Kendati residu Et0 tak ditemukan dalam Mie Sedaap yang beredar di Indonesia, BPOM mengaku tetap mempertimbangkan perlindungan kesehatan masyarakat. Dengan demikian BPOM melakukan sejumlah upaya.

Belajar dari kasus tersebut dan mengingat bahwa saat ini Codex Allimentarius Commission (CAC) sebagai organisasi internasional di bawah Badan Kesehatan Dunia (WHO) atau Organisasi Pangan dan Pertanian (FAO) belum mengatur mengenai EtO dan senyawa turunannya, serta pengaturannya yang sangat beragam di berbagai negara.

Maka BPOM menindaklanjuti isu ini dengan meminta klarifikasi dan penjelasan lebih rinci kepada otoritas keamanan pangan Hong Kong mengenai hasil pengujian dimaksud. Selanjutnya, BPOM juga tengah berproses melakukan kajian kebijakan mengenai EtO dan senyawa turunannya pada mie instan.

BPOM juga mengaku bakal terus memantau perkembangan terbaru terkait peraturan dan standar keamanan pangan internasional, serta melakukan sampling dan pengujian untuk mengetahui tingkat kandungan senyawa tersebut pada produk dan tingkat paparannya

"BPOM secara terus-menerus melakukan monitoring dan pengawasan pre- dan post-market terhadap sarana dan produk yang beredar untuk perlindungan terhadap kesehatan masyarakat dan menjamin produk yang terdaftar di BPOM dan beredar di Indonesia aman dikonsumsi," ujar BPOM.

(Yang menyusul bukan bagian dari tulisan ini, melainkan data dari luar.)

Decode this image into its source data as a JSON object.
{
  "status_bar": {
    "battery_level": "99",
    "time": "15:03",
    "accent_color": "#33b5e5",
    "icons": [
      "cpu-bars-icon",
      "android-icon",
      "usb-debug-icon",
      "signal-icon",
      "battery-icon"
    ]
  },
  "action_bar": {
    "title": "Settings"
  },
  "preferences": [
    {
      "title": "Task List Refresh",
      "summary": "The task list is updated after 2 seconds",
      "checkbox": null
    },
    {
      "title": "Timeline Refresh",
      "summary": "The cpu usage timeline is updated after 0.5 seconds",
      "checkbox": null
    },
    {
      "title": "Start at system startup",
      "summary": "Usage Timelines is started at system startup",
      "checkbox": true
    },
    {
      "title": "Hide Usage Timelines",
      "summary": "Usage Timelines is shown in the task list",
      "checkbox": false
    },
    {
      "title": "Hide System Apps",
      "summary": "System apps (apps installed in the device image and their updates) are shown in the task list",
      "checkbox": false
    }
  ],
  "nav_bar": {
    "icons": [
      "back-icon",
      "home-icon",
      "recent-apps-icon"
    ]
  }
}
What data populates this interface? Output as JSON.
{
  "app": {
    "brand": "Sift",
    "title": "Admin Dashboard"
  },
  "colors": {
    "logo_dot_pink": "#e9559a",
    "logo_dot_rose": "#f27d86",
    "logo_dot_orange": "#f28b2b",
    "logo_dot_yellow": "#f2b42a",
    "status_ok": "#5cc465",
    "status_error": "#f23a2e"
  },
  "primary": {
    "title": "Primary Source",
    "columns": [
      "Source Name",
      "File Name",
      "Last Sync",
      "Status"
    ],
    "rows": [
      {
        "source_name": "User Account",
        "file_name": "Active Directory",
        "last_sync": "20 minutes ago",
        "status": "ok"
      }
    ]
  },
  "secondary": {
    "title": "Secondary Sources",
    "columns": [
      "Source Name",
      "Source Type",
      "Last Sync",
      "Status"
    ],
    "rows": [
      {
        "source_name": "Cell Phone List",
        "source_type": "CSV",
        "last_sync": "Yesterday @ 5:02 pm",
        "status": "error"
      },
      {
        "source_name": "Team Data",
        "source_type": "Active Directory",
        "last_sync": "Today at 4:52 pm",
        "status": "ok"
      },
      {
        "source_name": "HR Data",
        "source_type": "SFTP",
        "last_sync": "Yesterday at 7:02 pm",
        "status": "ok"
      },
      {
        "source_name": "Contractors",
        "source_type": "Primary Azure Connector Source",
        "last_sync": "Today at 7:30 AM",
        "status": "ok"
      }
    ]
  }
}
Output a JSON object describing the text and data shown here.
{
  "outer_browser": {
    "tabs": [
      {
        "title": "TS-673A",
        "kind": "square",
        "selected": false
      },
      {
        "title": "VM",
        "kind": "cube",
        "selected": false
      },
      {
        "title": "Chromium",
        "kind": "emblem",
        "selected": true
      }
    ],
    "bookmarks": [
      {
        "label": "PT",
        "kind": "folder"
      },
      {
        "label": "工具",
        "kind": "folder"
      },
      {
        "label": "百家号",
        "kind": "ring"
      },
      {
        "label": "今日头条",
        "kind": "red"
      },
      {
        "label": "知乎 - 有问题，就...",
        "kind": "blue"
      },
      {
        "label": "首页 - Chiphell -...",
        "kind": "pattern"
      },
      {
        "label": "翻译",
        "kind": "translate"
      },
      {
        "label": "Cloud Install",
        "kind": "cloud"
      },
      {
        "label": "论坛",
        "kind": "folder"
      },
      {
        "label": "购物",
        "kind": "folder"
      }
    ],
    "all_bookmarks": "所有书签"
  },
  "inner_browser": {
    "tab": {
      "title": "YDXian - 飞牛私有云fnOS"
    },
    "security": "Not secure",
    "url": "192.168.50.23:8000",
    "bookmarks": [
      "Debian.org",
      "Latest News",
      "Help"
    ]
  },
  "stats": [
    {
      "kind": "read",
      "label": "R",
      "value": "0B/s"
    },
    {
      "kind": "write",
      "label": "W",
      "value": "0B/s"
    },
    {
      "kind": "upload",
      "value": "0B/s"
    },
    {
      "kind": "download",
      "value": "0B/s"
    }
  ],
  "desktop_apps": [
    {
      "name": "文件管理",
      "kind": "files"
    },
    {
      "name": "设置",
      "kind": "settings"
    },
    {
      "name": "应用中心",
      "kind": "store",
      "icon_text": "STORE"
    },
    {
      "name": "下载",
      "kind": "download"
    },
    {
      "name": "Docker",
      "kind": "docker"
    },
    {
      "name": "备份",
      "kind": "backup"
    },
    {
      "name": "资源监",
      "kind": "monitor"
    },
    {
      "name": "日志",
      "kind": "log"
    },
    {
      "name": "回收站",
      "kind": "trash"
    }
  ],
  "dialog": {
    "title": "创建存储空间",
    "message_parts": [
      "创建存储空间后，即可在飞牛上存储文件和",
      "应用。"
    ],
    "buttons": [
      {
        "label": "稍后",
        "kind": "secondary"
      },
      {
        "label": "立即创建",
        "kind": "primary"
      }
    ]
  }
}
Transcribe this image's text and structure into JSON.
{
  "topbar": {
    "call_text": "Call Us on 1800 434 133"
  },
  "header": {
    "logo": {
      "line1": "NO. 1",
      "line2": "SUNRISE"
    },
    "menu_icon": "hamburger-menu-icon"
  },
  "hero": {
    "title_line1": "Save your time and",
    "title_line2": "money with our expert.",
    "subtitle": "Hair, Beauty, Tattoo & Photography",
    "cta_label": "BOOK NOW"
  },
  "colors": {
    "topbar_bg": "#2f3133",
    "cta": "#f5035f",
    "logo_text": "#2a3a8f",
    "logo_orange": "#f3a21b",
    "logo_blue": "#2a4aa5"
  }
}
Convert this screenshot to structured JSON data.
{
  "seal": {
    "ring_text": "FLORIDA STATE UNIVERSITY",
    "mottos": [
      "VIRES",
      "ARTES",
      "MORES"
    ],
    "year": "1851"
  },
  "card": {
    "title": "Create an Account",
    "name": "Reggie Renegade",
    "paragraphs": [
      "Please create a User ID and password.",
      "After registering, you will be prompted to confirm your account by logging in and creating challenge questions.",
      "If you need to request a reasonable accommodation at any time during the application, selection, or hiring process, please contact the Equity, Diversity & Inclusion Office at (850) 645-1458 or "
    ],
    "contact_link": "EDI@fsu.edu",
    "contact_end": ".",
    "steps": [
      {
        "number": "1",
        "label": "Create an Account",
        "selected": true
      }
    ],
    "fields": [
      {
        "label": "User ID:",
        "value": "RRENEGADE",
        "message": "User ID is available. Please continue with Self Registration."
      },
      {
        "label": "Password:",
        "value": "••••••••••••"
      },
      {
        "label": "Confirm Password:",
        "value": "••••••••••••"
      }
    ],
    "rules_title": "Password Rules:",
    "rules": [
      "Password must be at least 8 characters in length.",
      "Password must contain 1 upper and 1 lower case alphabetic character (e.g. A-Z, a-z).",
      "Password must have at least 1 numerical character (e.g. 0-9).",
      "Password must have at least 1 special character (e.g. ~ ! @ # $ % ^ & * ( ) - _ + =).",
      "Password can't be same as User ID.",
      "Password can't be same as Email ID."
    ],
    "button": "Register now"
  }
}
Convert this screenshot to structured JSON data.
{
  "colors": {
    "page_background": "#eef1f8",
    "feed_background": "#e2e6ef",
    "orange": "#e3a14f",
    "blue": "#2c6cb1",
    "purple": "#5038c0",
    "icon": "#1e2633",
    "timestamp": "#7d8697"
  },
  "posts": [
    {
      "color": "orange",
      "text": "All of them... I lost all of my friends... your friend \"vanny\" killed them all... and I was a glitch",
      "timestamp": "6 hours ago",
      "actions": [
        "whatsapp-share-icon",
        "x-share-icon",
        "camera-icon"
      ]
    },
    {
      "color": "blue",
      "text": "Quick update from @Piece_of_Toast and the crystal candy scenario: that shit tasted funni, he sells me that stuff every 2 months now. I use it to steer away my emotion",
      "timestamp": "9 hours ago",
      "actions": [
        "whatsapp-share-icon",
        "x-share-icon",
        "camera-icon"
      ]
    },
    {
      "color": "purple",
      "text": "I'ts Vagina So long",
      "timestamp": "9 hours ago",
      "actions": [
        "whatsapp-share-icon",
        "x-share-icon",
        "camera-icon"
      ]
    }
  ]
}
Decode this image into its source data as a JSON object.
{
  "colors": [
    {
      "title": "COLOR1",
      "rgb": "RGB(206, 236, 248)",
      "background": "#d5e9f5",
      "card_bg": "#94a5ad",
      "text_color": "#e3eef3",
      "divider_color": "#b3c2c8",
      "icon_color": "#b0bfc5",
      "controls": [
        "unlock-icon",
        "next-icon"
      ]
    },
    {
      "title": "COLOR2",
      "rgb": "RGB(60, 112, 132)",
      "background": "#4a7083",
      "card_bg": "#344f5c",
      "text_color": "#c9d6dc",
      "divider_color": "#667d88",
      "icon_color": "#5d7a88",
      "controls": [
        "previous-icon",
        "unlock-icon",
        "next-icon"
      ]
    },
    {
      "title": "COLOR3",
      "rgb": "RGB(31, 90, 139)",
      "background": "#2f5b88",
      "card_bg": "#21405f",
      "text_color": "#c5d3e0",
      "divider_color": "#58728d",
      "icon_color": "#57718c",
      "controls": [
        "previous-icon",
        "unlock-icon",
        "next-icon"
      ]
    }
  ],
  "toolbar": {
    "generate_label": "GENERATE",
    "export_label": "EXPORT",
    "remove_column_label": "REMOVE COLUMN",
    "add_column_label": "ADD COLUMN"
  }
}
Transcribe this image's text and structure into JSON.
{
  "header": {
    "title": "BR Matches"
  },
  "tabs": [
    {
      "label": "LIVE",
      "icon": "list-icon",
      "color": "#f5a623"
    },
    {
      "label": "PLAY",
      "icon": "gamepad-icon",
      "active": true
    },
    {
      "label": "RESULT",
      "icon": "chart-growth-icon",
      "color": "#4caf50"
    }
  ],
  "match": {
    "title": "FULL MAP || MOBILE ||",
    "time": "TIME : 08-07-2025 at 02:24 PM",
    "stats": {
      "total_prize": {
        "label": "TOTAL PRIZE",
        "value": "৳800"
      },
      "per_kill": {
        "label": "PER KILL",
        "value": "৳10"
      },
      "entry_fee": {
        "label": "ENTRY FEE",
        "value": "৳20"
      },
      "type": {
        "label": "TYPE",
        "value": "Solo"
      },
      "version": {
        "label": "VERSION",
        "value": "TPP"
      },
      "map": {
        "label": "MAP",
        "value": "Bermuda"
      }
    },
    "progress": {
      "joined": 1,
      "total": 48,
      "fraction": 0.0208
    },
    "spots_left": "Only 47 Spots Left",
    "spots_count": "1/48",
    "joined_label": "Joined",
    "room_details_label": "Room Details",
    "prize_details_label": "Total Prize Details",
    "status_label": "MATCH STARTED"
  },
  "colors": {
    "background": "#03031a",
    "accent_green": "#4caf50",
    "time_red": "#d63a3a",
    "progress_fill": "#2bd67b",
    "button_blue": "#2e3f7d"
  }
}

Mie Sedaap varian Korean Spicy Chicken Flavour Fried Noodl sebelumnya ditarik dari Hong Kong karena mengandung pestisida dan etilen oksida. Temuan tersebut diungkap oleh CFS selaku Departemen Makanan dan Kebersihan Lingkungan Hong Kong (sejenis BPOM) pada Selasa (27/9) waktu setempat.

CNNIndonesia.com juga telah menghubungi Media Relations Executive Wings Group Indonesia Andini Mardiani via panggilan WhatsApp untuk memberikan tanggapan soal kabar tersebut pada Rabu (28/9). Andini mengatakan pihaknya sedang dalam tahap diskusi internal.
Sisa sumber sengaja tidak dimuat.